The guy actually looked relieved. Maybe he knew more than he was letting on and wasn’t exactly on board with his participation. Who knew? “Good. So, this is your stock, right?”
“I’m sure of it. Yes.” Cal cocked his head. “Want to tell me how you knew that I was unlikely to be here right now?”
“What?” The man looked alarmed. “I don’t know what you’re talking about.”
“You got a call telling you to drive an eighteen-wheeler over the boundary line between the Flying W and the Hernandez ranch. Right?”
“Uh. Yeah. It was the best way off the back of the Flying W. Over the cattle guard between the ranches. You know?”
“Yeah. I do know.” Cal snorted. He was so sick of this shit with Weatherby. It was going to end even if Cal had to do it the hard way. “So, tell me when you got the call.”
“I don’t know. Five thirty?”
Cal felt sick to his stomach. Paul Weatherby of the Flying W was a dangerous adversary for many reasons.

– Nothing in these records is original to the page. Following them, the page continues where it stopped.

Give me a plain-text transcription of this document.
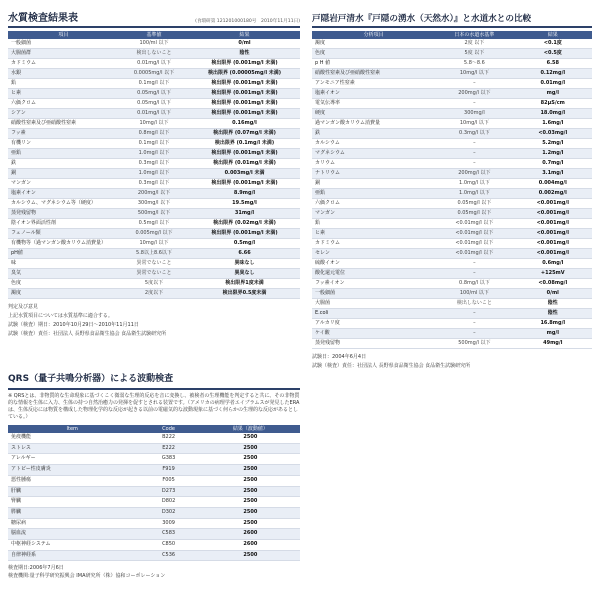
水質検査結果表	(食環研第 121201000180号　2010年11月11日)
項目	基準値	結果
一般細菌	100/ml 以下	0/ml
大腸菌群	検出しないこと	陰性
カドミウム	0.01mg/l 以下	検出限界 (0.001mg/l 未満)
水銀	0.0005mg/l 以下	検出限界 (0.00005mg/l 未満)
鉛	0.1mg/l 以下	検出限界 (0.001mg/l 未満)
ヒ素	0.05mg/l 以下	検出限界 (0.001mg/l 未満)
六価クロム	0.05mg/l 以下	検出限界 (0.001mg/l 未満)
シアン	0.01mg/l 以下	検出限界 (0.001mg/l 未満)
硝酸性窒素及び亜硝酸性窒素	10mg/l 以下	0.16mg/l
フッ素	0.8mg/l 以下	検出限界 (0.07mg/l 未満)
有機リン	0.1mg/l 以下	検出限界 (0.1mg/l 未満)
亜鉛	1.0mg/l 以下	検出限界 (0.001mg/l 未満)
鉄	0.3mg/l 以下	検出限界 (0.01mg/l 未満)
銅	1.0mg/l 以下	0.003mg/l 未満
マンガン	0.3mg/l 以下	検出限界 (0.001mg/l 未満)
塩素イオン	200mg/l 以下	8.9mg/l
カルシウム、マグネシウム等（硬度）	300mg/l 以下	19.5mg/l
蒸発残留物	500mg/l 以下	31mg/l
陰イオン界面活性剤	0.5mg/l 以下	検出限界 (0.02mg/l 未満)
フェノール類	0.005mg/l 以下	検出限界 (0.001mg/l 未満)
有機物等（過マンガン酸カリウム消費量）	10mg/l 以下	0.5mg/l
pH値	5.8以上8.6以下	6.66
味	異常でないこと	異味なし
臭気	異常でないこと	異臭なし
色度	5度以下	検出限界1度未満
濁度	2度以下	検出限界0.5度未満
判定及び意見
上記水質項目については水質基準に適合する。
試験（検査）期日：2010年10月29日〜2010年11月11日
試験（検査）責任：社団法人 長野県食品衛生協会 食品衛生試験研究所
戸隠岩戸清水『戸隠の湧水（天然水）』と水道水との比較
分析項目	日本の水道水基準	結果
濁度	2度 以下	<0.1度
色度	5度 以下	<0.5度
p H 値	5.8〜8.6	6.58
硝酸性窒素及び亜硝酸性窒素	10mg/l 以下	0.12mg/l
アンモニア性窒素	–	0.01mg/l
塩素イオン	200mg/l 以下	mg/l
電気伝導率	–	82μS/cm
硬度	300mg/l	18.0mg/l
過マンガン酸カリウム消費量	10mg/l 以下	1.6mg/l
鉄	0.3mg/l 以下	<0.03mg/l
カルシウム	–	5.2mg/l
マグネシウム	–	1.2mg/l
カリウム	–	0.7mg/l
ナトリウム	200mg/l 以下	3.1mg/l
銅	1.0mg/l 以下	0.004mg/l
亜鉛	1.0mg/l 以下	0.002mg/l
六価クロム	0.05mg/l 以下	<0.001mg/l
マンガン	0.05mg/l 以下	<0.001mg/l
鉛	<0.01mg/l 以下	<0.001mg/l
ヒ素	<0.01mg/l 以下	<0.001mg/l
カドミウム	<0.01mg/l 以下	<0.001mg/l
セレン	<0.01mg/l 以下	<0.001mg/l
硫酸イオン	–	0.6mg/l
酸化還元電位	–	+125mV
フッ素イオン	0.8mg/l 以下	<0.08mg/l
一般細菌	100/ml 以下	0/ml
大腸菌	検出しないこと	陰性
E.coli	–	陰性
アルカリ度	–	16.8mg/l
ケイ酸	–	mg/l
蒸発残留物	500mg/l 以下	49mg/l
試験日：2004年6月4日
試験（検査）責任：社団法人 長野県食品衛生協会 食品衛生試験研究所
QRS（量子共鳴分析器）による波動検査
※ QRSとは、非物質的な生命現象に基づくこく微弱な生理的反応を音に変換し、被検者の生理機能を判定すると共に、その非物質的な情報を生体に入力、生体の持つ自然治癒力の発揮を促すとされる装置です。（アメリカの病理学者エイブラムスが発見したERAは、生体反応には物質を構成した物理化学的な反応が起きる以前の電磁気的な波動現象に基づく何らかの生理的な反応があるとしている。）
Item	Code	結果（波動値）
免疫機能	B222	2500
ストレス	E222	2500
アレルギー	G383	2500
アトピー性皮膚炎	F919	2500
悪性腫瘍	F005	2500
肝臓	D273	2500
腎臓	D802	2500
膵臓	D302	2500
糖尿病	3009	2500
脳血流	C583	2600
中枢神経システム	C850	2600
自律神経系	C536	2500
検査期日:2006年7月6日
検査機関:量子科学研究振興会 IMA研究所（株）協和コーポレーション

One of them was that he was a captain with the Denver Police Department.
“That bastard was listening to the scanner,” Cal muttered to himself. “He knew my father was rushed to the hospital. He knew I would be gone. It was a perfect opportunity that he just couldn’t afford to let slide.”
But Cal hadn’t played by the rules. He had decided not to stay at the hospital. He’d driven to Denver, but then he had come right back to the ranch. He was glad now that he’d avoided the urge to stay in Denver. He belonged here. The city could do well enough without him.

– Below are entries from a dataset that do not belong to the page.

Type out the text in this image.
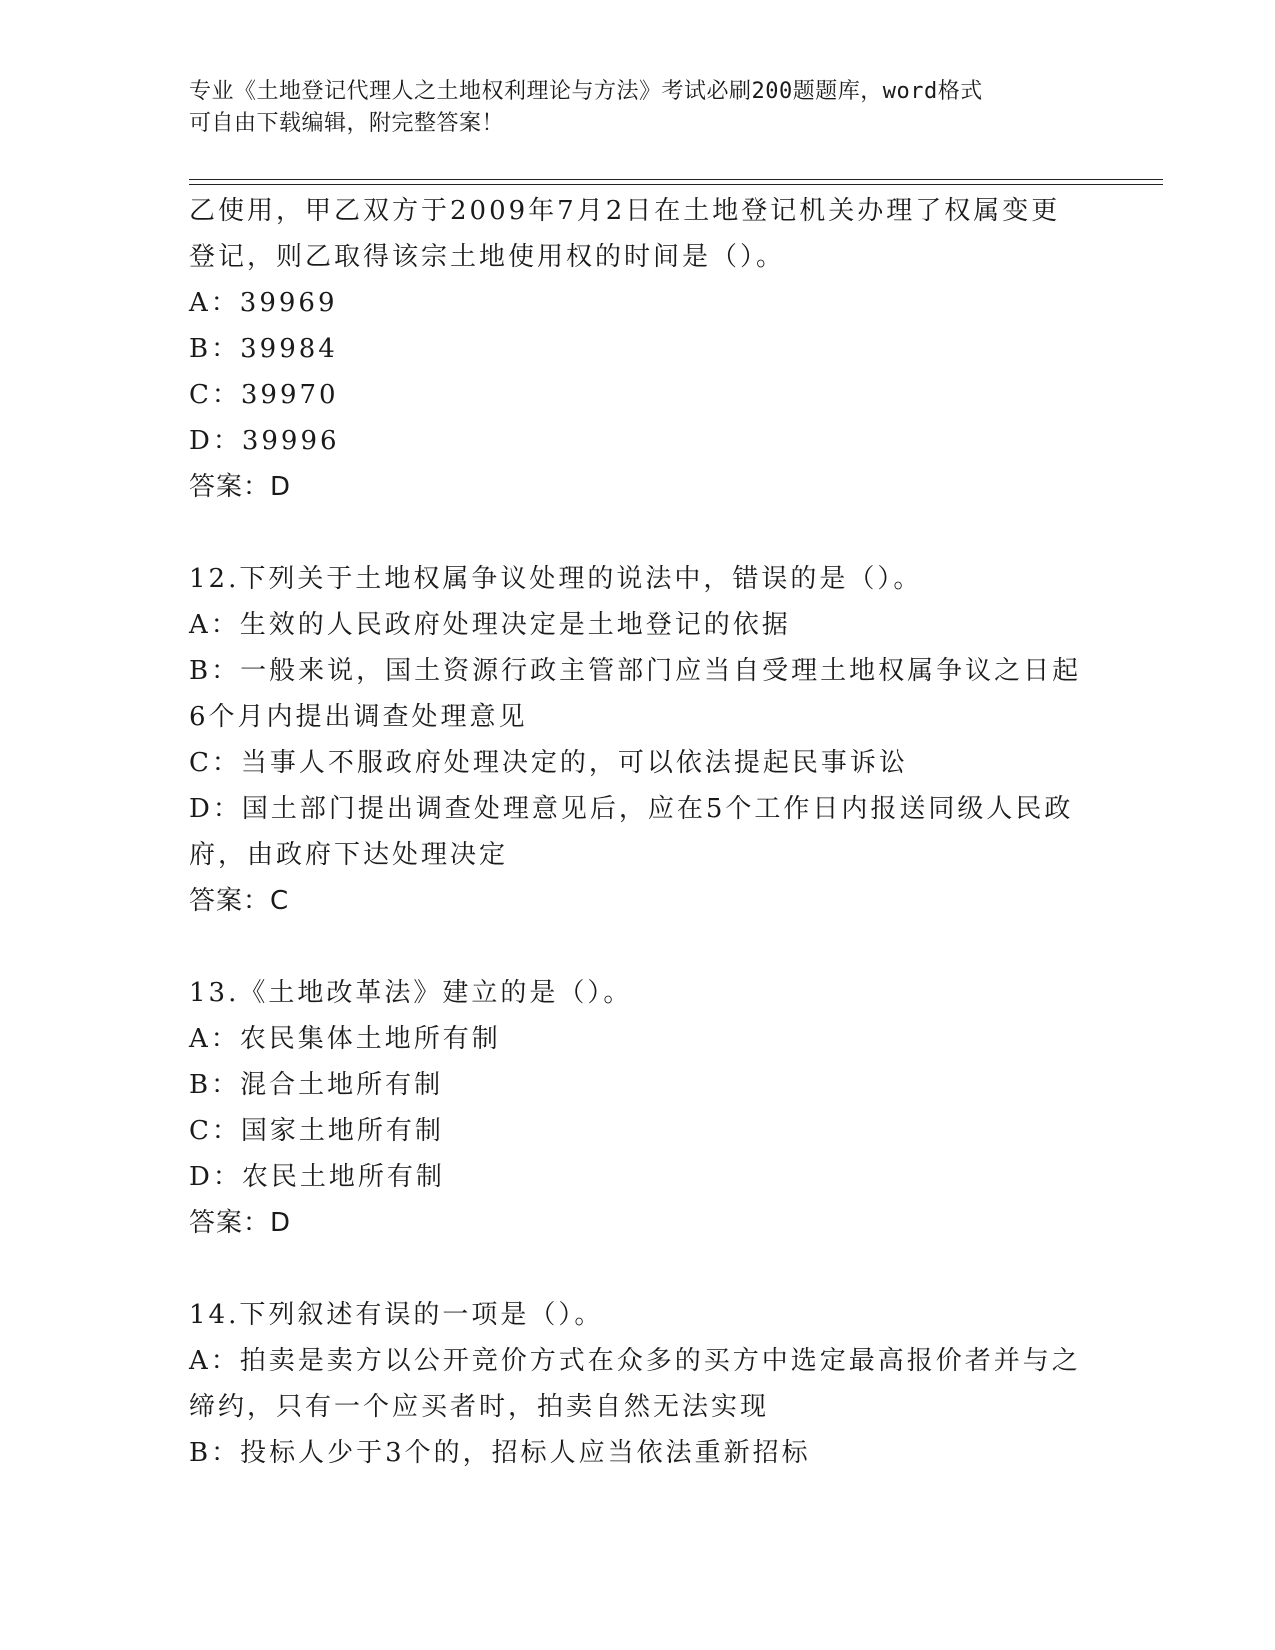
专业《土地登记代理人之土地权利理论与方法》考试必刷200题题库，word格式
可自由下载编辑，附完整答案！
乙使用，甲乙双方于2009年7月2日在土地登记机关办理了权属变更
登记，则乙取得该宗土地使用权的时间是（）。
A：39969
B：39984
C：39970
D：39996
答案：D
12.下列关于土地权属争议处理的说法中，错误的是（）。
A：生效的人民政府处理决定是土地登记的依据
B：一般来说，国土资源行政主管部门应当自受理土地权属争议之日起
6个月内提出调查处理意见
C：当事人不服政府处理决定的，可以依法提起民事诉讼
D：国土部门提出调查处理意见后，应在5个工作日内报送同级人民政
府，由政府下达处理决定
答案：C
13.《土地改革法》建立的是（）。
A：农民集体土地所有制
B：混合土地所有制
C：国家土地所有制
D：农民土地所有制
答案：D
14.下列叙述有误的一项是（）。
A：拍卖是卖方以公开竞价方式在众多的买方中选定最高报价者并与之
缔约，只有一个应买者时，拍卖自然无法实现
B：投标人少于3个的，招标人应当依法重新招标
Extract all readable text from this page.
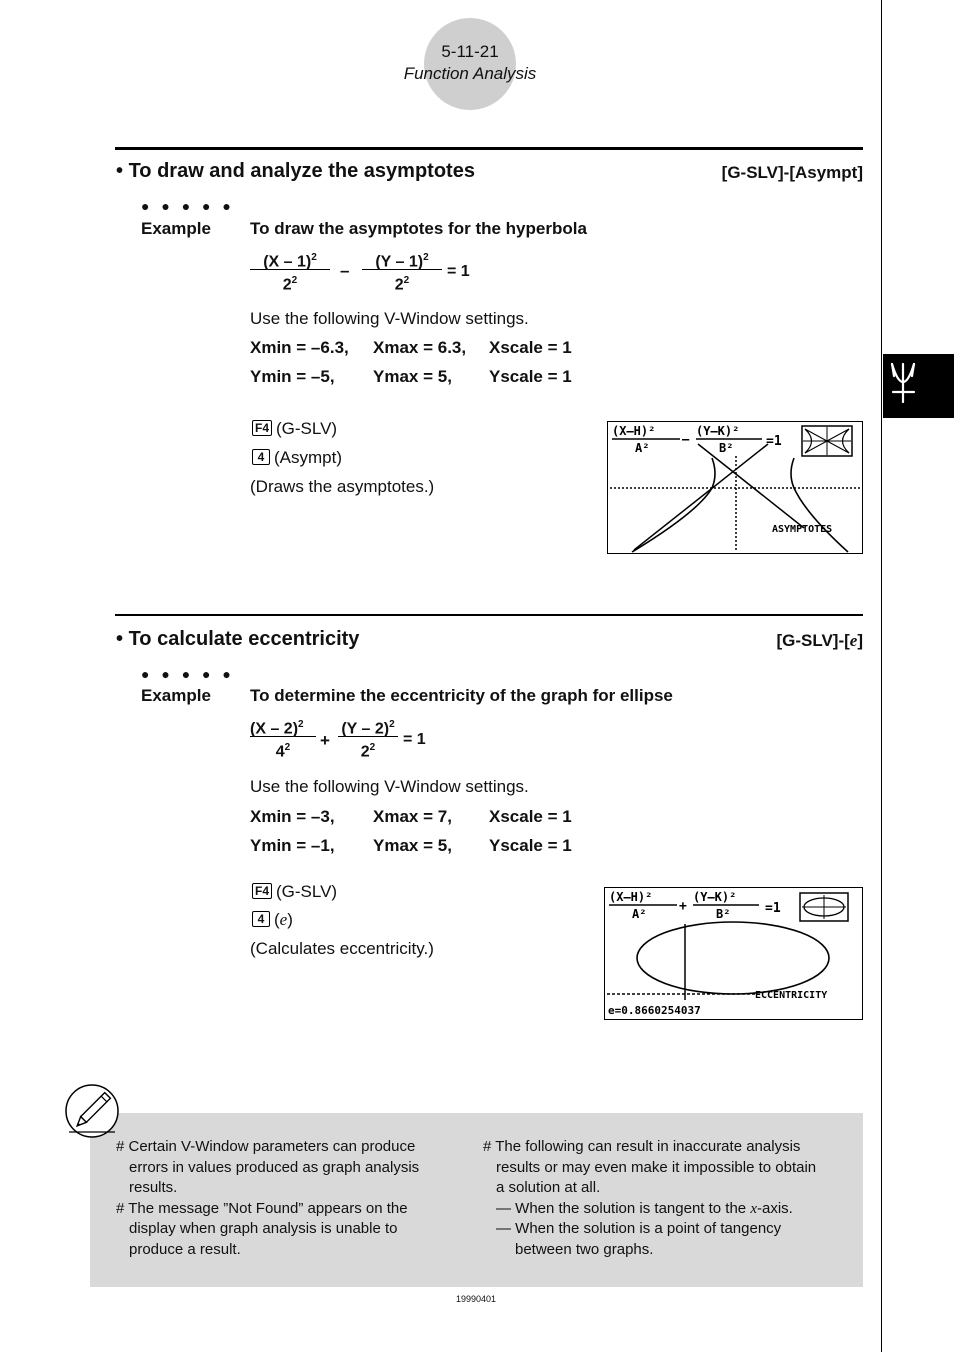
5-11-21
Function Analysis
• To draw and analyze the asymptotes	[G-SLV]-[Asympt]
● ● ● ● ●
Example To draw the asymptotes for the hyperbola
$\frac{(X - 1)^2}{2^2} - \frac{(Y - 1)^2}{2^2} = 1$
Use the following V-Window settings.
Xmin = –6.3, Xmax = 6.3, Xscale = 1
Ymin = –5, Ymax = 5, Yscale = 1
F4 (G-SLV)
4 (Asympt)
(Draws the asymptotes.)
(X–H)²
A²
–
(Y–K)²
B²	=1
ASYMPTOTES
• To calculate eccentricity	[G-SLV]-[e]
● ● ● ● ●
Example To determine the eccentricity of the graph for ellipse
$\frac{(X - 2)^2}{4^2} + \frac{(Y - 2)^2}{2^2} = 1$
Use the following V-Window settings.
Xmin = –3, Xmax = 7, Xscale = 1
Ymin = –1, Ymax = 5, Yscale = 1
F4 (G-SLV)
4 (e)
(Calculates eccentricity.)
(X–H)²
A²	+
(Y–K)²
B²	=1
ECCENTRICITY
e=0.8660254037
# Certain V-Window parameters can produce
errors in values produced as graph analysis
results.
# The message ”Not Found” appears on the
display when graph analysis is unable to
produce a result.
# The following can result in inaccurate analysis
results or may even make it impossible to obtain
a solution at all.
— When the solution is tangent to the x-axis.
— When the solution is a point of tangency
between two graphs.
19990401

Cal pointed at the driver. “You wait until it clears enough for you to see where you’re going. Then you get your truck back on that road and head over to Flying W territory. And for your information, the Flying W does not have legal access to the Hernandez side of that road. They take their cattle out the other side of their ranch. They’ve done it that way for sixty years. You got it?”
“I got it!” the driver yelped. “We’ll go. Just as soon as I can get my wheels moving.”
“You got chains?” Cal asked suddenly.
The trucker looked confused. “Chains?”
“Yeah. Snow chains.” Cal waved his hand at the tires on the rig. “I suggest you put them on and get your ass out of here before I change my mind and decide I’m going to use you, your rig, and your friend as evidence against Paul Weatherby.”
Cal didn’t say anything else. He didn’t have to. The expression on the driver’s face was enough. He would go home, and he would report his trip a success to his boss. That was all that mattered. Cal didn’t really want to destroy the life of some poor trucker who was serving out his probation in what was probably a hell of Paul Weatherby’s making. Cal wanted Paul. He wanted the Flying W on its knees. He wanted that place to go under, and he wanted to pick it up for a song at the bank sale just because he could. Then he would divide it up into tiny little plots of land and sell it to hippies wanting a piece of the front range for their weekend cabins. That was going to be Cal Hernandez’s revenge for all of the bullshit he’d had to put up with since he’d been old enough to know what Paul Weatherby and the Flying W were.